A LEADING art critic has told of her fears for an archive of work she donated to the Glasgow School of Art just weeks before the fire.
Clare Henry, who held the role at The Herald for 20 years, gave the archive from her long and distinguished career to Glasgow School of Art, where it was to be catalogued and put online.
It included more than 10,000 articles from more than 35 years of reporting from the cutting-edge of the Scottish art world.
"I gave the last things over in April, just a month ago. I had them delivered with the thought 'At least they're safe'," she said. "Now I don't know whether they have survived or not."

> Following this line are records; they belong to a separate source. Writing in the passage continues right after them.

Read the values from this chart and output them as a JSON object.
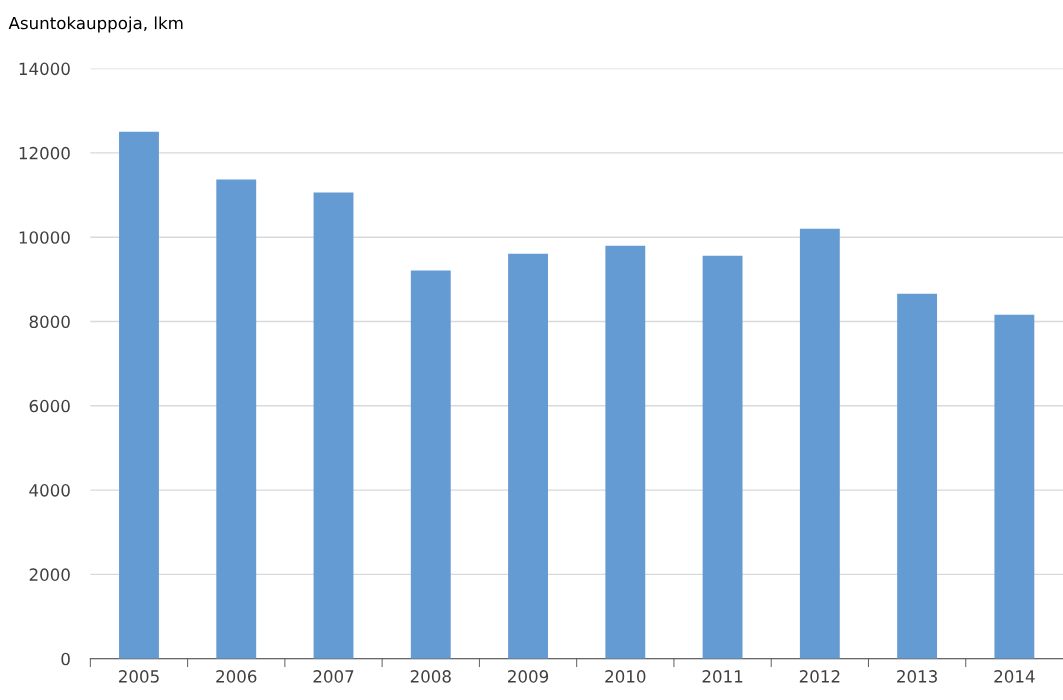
{
  "chart_data": {
    "type": "bar",
    "ylabel": "Asuntokauppoja, lkm",
    "categories": [
      "2005",
      "2006",
      "2007",
      "2008",
      "2009",
      "2010",
      "2011",
      "2012",
      "2013",
      "2014"
    ],
    "values": [
      12500,
      11370,
      11060,
      9210,
      9610,
      9800,
      9560,
      10200,
      8660,
      8160
    ],
    "color": "#659bd3",
    "ylim": [
      0,
      14000
    ],
    "yticks": [
      0,
      2000,
      4000,
      6000,
      8000,
      10000,
      12000,
      14000
    ],
    "grid": "y"
  }
}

A curator as well as a critic, Ms Henry's archive, which includes drafts, reviews, cuttings, programmes, flyers and photographs, was to provide students and researchers with a wealth of information about the Scottish art scene over several decades.
The wave of talented and successful Scottish artists of the 1980s and 1990s, as well as Glasgow's landmark year as European City of Culture, are all addressed in detail in the extensive collection or writings and documents.
For 20 years, Ms Henry was one of the key arts staff for The Herald, writing around 200 articles a year, not only penning reviews but interviews, profiles, and stories on arts politics.
She moved to New York in 2000 where she wrote art criticism, but is now spending more time in Glasgow while writing for magazines in the UK and US. She said there were other institutions, in the US, which could have received her archive, but in the end the GSA seemed to be the "most obvious".
Ms Henry curated exhibitions in the 1980s and 1990s including a Scottish show at the Venice Biennale in 1990 and a Scottish National Gallery of Modern Art Show for the Edinburgh Festival in 1987. As a printmaker, she exhibited regularly in the 1970s and 1980s.